Una parte importante della formazione continua è rivolta all’apprendimento delle competenze di “mestiere”, anche se paradossalmente essendo queste ultime fortemente distribuite nel panorama della scienza e della tecnica, spesso non sono riconosciute o riconoscibili come parte del “corpus disciplinare” della manutenzione.

In Italia è proprio in questo settore che si manifestano le maggiori carenze.

Come sosteneva il compianto Ing.
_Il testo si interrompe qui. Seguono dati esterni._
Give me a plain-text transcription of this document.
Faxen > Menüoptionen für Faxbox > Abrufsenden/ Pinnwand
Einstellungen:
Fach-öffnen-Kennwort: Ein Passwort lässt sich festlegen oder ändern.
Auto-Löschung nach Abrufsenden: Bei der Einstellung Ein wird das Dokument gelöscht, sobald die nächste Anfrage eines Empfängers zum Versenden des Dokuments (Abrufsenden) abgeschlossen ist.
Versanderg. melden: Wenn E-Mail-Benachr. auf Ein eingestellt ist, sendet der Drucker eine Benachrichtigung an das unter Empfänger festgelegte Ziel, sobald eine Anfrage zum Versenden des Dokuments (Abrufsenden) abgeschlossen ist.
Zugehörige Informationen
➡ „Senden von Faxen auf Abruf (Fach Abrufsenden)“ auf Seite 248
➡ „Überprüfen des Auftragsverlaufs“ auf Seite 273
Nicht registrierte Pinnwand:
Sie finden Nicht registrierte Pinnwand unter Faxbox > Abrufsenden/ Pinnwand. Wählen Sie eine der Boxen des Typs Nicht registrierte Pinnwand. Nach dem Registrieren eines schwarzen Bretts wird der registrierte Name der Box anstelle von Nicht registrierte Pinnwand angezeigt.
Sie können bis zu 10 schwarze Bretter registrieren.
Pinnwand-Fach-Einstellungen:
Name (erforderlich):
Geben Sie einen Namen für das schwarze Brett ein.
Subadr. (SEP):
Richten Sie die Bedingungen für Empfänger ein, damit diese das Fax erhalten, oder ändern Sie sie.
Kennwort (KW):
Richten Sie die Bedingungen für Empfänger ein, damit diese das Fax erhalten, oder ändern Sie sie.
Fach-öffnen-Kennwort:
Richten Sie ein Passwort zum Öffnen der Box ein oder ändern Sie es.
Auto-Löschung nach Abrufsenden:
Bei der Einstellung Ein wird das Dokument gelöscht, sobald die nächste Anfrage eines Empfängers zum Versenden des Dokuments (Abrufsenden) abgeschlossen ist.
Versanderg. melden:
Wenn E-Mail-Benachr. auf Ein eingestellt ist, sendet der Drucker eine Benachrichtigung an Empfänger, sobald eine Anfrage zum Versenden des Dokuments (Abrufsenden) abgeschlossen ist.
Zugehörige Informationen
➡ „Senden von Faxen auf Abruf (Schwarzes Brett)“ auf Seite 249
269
Giuseppe Meneguzo, già presidente di AIMAN, …”Quasi mai nella valutazione della funzione manutenzione di una azienda si pesa l’incidenza delle capacità professionali dell’operatore di manutenzione nelle varie specializzazioni: meccanico, elettrico, elettronico, strumentale ed altri specifici mestieri richiesti dal settore produttivo dell’Ente in cui opera

… “Anche se per l’individuazione dell’intervento il manutentore può essere guidato ed integrato con strumentazioni sempre più numerose e sofisticate, l’esecuzione dipende solo dalla capacità dell’operatore, vale a dire “Fattore Uomo”.

Nella pratica operativa emerge sempre l’importanza dell’operatore e la sua capacità di eseguire al meglio l’intervento nella modalità e correttezza richieste e nel tempo di esecuzione.”…

Le esigenze evidenziate ci hanno spinto a costituire al nostro interno un presidio permanente, tecnico e didattico, sulla Formazione in Manutenzione.

Da qui al Centro di Esperienza in Manutenzione il passo è breve.

L'obiettivo è semplice: con questa attività no-profit, intendiamo affiancarci ad AIMAN e alle altre istituzioni che si occupano di manutenzione, esprimendo il nostro personale punto di vista rispetto alle dinamiche di sviluppo della manutenzione, agli elementi fondanti, alle più interessanti ipotesi scientifiche quotidianamente elaborate dagli esperti della materia.

Ci auguriamo che questo sia un ulteriore stimolo per incentivare la "formazione continua" in manutenzione e per coinvolgere le aziende in una materia così importante per mantenere un elevato livello di competitività nel mercato.